Ad esempio per Napoli è proprio Augusto Lacala che ci racconta come in diverse municipalità (ad es. la II o la IV) questi decreti attuativi non siano permessi perché possono essere esposte senza la licenza d’ambulante solo le opere d’ingegno (scultura, pittura e musica).
Sono evidenti quindi le strozzature della filiera del riuso, sia al livello della distribuzione che a quello dell’intercettazione della materia da reimettere nel circuito poiché, ad esempio, proprio l’assenza di quei decreti e la rigidità dei dirigenti locali bloccano la diffusione delle riciclerie in cui conferire indumenti, libri, casalinghi e oggetti che buttereste, avviarli al riutilizzo tramite selezione, igienizzazione e riparazione per poi redistribuirli gratuitamente o attraverso il circuito commerciale di negozi e mercatini dell’usato, necessarie proprio ad alimentare un circuito che ha tutte le potenzialità per svilupparsi.
In Italia, come ci spiega Augusto Lacala, le realtà che operano nel riuso si sono già mosse su tutti i fronti in sofferenza: su quello legislativo, a monte, con la stesura di un completo articolato di legge da portare in parlamento, in collaborazione con gli ultimi ministri dell’ambiente, che risponda alle necessità del settore; su quello di una riorganizzazione della filiera, basata soprattutto sulla diffusione delle riciclerie grazie al ruolo attivo degli enti locali, tanto più importante quanto maggiore è l’instabilità e la complessità normativa. Infatti sono ancora poche le città, considerando tutto l’ideale territorio italiano, che stanno avviando la preparazione al riutilizzo accanto al riciclo nei propri centri di raccolta, mentre merita menzione il progetto bolognese “Secon Life” con un’area comunale interamente dedicata al riuso gratuito.

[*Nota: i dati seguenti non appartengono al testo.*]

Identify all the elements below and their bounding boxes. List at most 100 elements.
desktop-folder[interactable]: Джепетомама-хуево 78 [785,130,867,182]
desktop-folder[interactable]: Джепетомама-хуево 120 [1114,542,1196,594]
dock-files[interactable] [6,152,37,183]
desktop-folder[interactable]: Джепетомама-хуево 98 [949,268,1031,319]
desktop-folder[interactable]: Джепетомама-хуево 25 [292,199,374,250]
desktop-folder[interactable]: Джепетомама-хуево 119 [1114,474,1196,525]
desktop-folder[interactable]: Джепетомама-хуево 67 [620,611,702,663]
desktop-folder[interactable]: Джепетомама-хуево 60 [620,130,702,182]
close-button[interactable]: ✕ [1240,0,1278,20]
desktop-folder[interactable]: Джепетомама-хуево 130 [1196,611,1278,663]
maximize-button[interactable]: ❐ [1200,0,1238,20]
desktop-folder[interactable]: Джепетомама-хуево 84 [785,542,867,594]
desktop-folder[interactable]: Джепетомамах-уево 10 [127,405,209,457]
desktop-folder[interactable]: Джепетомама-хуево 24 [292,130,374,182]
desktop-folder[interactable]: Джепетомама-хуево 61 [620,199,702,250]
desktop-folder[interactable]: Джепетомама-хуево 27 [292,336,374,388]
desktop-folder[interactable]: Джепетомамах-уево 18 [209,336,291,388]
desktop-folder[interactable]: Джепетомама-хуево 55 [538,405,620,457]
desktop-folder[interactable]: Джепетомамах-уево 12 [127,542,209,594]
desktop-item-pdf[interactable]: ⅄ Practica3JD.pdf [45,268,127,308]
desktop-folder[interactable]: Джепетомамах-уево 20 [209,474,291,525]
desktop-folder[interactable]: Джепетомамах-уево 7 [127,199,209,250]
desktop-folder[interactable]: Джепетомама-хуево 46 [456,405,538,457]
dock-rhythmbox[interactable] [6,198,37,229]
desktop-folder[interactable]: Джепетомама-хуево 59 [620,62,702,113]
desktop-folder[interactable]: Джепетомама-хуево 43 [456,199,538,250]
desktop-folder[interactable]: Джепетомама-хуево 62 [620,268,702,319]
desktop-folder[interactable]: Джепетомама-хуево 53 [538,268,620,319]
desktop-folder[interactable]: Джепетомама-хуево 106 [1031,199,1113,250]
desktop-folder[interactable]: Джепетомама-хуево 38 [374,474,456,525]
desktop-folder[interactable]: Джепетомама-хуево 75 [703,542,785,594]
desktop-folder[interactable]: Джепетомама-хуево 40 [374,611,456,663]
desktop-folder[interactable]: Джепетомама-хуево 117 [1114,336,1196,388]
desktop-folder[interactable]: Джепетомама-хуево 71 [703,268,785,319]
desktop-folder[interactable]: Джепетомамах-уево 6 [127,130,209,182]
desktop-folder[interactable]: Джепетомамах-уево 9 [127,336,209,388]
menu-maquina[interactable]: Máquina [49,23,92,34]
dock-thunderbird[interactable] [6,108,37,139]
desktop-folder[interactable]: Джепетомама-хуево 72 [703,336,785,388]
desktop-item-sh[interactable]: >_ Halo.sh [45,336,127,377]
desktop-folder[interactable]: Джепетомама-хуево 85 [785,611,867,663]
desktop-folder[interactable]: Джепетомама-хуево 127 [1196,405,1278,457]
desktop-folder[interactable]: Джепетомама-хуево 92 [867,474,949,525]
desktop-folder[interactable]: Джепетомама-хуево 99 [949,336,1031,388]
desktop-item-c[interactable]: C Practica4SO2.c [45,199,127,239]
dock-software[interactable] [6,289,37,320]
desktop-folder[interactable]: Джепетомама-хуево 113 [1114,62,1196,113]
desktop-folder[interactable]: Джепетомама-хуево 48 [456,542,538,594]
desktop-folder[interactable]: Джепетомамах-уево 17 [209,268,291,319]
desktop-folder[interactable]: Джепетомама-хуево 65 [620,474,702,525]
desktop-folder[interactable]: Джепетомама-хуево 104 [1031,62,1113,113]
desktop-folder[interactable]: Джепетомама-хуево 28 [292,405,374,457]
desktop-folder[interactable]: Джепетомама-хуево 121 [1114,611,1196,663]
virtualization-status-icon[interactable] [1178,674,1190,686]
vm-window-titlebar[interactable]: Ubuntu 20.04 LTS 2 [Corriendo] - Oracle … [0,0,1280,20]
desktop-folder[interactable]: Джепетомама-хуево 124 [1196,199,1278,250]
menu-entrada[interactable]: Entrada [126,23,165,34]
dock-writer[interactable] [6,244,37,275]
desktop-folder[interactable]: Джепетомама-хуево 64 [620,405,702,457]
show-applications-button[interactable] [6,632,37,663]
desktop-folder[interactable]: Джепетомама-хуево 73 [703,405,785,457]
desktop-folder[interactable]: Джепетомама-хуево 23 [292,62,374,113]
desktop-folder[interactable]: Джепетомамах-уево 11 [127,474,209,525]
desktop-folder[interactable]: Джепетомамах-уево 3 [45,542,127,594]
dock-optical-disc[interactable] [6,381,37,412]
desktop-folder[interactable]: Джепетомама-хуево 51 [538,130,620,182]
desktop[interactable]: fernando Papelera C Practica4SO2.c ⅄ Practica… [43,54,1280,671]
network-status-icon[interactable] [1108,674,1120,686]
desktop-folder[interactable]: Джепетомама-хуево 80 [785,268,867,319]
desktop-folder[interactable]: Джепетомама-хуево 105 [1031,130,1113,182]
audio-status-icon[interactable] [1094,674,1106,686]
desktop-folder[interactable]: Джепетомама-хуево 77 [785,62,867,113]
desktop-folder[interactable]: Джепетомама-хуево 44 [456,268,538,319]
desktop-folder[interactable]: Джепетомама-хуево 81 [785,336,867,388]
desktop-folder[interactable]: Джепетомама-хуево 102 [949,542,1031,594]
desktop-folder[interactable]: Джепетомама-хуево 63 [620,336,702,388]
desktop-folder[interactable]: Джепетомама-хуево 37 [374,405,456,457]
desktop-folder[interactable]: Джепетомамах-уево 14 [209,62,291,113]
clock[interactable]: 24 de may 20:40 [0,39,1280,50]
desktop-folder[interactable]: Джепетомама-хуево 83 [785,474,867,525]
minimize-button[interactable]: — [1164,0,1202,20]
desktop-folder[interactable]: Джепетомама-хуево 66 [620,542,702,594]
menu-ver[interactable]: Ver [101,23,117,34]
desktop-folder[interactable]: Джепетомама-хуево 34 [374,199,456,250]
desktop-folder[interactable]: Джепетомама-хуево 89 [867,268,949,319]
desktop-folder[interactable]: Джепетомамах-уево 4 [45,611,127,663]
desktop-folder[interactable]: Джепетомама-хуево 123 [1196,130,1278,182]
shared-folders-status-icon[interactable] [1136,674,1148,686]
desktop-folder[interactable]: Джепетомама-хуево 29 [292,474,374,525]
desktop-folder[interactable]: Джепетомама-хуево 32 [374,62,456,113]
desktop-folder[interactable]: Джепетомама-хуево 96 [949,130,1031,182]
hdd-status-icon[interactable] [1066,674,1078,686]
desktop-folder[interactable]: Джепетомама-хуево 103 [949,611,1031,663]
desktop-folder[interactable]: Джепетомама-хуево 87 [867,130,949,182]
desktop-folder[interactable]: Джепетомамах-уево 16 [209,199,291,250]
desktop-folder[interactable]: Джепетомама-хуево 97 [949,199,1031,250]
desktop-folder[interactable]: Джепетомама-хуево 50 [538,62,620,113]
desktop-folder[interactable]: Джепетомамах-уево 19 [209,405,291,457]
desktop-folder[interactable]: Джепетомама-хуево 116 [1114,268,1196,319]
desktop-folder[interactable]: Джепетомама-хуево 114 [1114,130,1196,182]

Per dimostrare l’efficacia del sistema per lo sviluppo di un’intera filiera e la sua autosufficienza economica (escluso il solo investimento pubblico o pubblico/privato in fase di avvio) è in corso una sperimentazione nei comuni di Vicenza e San Benedetto del Tronto del progetto Life+ “Prisca” finanziato dalla Comunità Europea e che con un anno di avvio è già in grado di mostrare i propri risultati in giro per l’Italia. Approfittando del bando “Life+” di quest’anno, Bidonville e altri soggetti sono in attesa dell’approvazione per l’anno prossimo di tre progetti che prevedono l’apertura di centri formativi sul riuso e informativi (sul piano legislativo e fiscale per chi intende operare nel settore) a Milano, Roma e Napoli, e della prima ricicleria campana nella città di Cava dei Tirreni ma non è esclusa la loro diffusione una volta emessi i decreti attuativi, o almeno la circolare chiarificatrice promessa, per fine mese, dal ministro Orlando ad Ecomondo. Non resta, quindi, che aspettare quest’appuntamento.